Hace 10 años las hermanas clarisas de Huesca dedicaban con alegría, después de restaurarla, la iglesia de su Monasterio en una celebración multitudinaria junto a muchos fieles oscenses. En su corazón latía “un sueño”: poder exponer al Santísimo Sacramento durante todo el día. Al cabo de una semana de abrir su iglesia, gracias al entusiasmo y fe de dos familias, se empezaron a hacer turnos de 12 horas todos los días. Y el jueves, toda la noche. Desde entonces, ininterrumpidamente, el sueño de la adoración se convirtió en el milagro eucarístico de hoy.
Encuentro. La primera palabra que me brota del corazón es “Encuentro”. Es el encuentro con Cristo, en el Santísimo Sacramento del Altar, que no se cansa de esperarme, de esperarnos, para que le confiemos nuestra vida, con sus luces y sus sombras, con sus secretos e ilusiones. Es en el silencio del corazón, que es donde habla Dios, donde Jesús nos regala su amor y nos promete que nunca nos va a dejar solos.
Sed de Dios. Para mí la adoración es puro don de amor, que Dios ha puesto en mi corazón, necesidad de estar con él. Una necesidad amorosa semejante a la sed, que si no la sacias, crece y aumenta el ansia de él. “Mi alma tiene sed de Dios, del Dios vivo: ¿cuándo entraré a ver el rostro de Dios?” (Sal 42, 3).
Mirar al Señor. Mirar al Señor cara a cara y saberme mirada por él cambia mi vida. Él está siempre esperándome para abrazar mi vida; la ama y la acoge tal cual es, con todos sus errores, equivocaciones, frustraciones y amarguras, aciertos y alegrías. Su presencia me renueva, me anima y, sobre todo, me llena de alegría y paz. Solo él puede dar tanto por tan poco.
Descansar en él. Ir a adorar es responder a la llamada de Jesús en el Evangelio, cuando nos dice: “Venid a mí todos los que estáis cansados y agobiados y yo os aliviaré”. Yo vivo esa experiencia de descansar en compañía de mi mejor amigo en cada adoración, compartiendo con él todo. Es alabanza, acción de gracias, ofrenda, intercesión y petición de perdón. Allí Jesús me da su fuerza y su paz.

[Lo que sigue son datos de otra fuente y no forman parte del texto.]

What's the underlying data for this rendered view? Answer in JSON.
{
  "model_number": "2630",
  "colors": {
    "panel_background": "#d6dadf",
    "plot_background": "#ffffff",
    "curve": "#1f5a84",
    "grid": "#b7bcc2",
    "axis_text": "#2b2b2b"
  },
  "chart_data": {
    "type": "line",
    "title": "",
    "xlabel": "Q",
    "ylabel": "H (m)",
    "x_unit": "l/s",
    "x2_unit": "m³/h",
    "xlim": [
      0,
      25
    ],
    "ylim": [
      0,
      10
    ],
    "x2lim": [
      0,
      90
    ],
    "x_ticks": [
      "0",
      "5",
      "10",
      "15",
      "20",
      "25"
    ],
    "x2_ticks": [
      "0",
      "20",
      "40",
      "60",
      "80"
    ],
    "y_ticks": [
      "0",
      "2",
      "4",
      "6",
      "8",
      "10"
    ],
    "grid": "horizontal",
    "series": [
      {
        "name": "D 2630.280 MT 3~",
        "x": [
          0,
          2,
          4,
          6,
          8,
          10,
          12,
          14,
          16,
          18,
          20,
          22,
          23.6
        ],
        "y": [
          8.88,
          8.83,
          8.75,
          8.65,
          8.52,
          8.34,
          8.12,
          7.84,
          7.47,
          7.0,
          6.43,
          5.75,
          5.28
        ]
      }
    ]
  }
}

Una historia de amor. Hace diez años comenzó una historia de amor. Los protagonistas, Dios y yo. En aquel momento mi vida corría serio peligro según los médicos. Sin dudarlo y en cuanto lo supe, fui a buscarlo a él, al mejor de los médicos, a mi Dios. Sé que su presencia en el sacramento es real. Y lo sé, no porque el cáncer que tuve desapareciese sin tratamiento alguno, sino porque cada vez que me he acercado al misterio de la eucaristía he tenido la certeza de ser acogida por todo un Dios presente y actual.
Una gran bendición. Para nosotros es una gran bendición que el Señor nos haya escogido para disfrutar, durante unos minutos, de su compañía en la adoración eucarística. En esos momentos, que solemos disfrutar en familia, podemos sentirnos amados y mirados por el Señor.
Confianza en él. La adoración al Santísimo me ha llevado a establecer una relación muy íntima con el Señor y mi fe continúa creciendo cada vez más. También, puedo decir que vivo confiada en él, sé que es él el que tiene el control de mi vida y aunque muchas cosas yo no entienda ni comprenda, mi corazón vive abandonado en su divina providencia.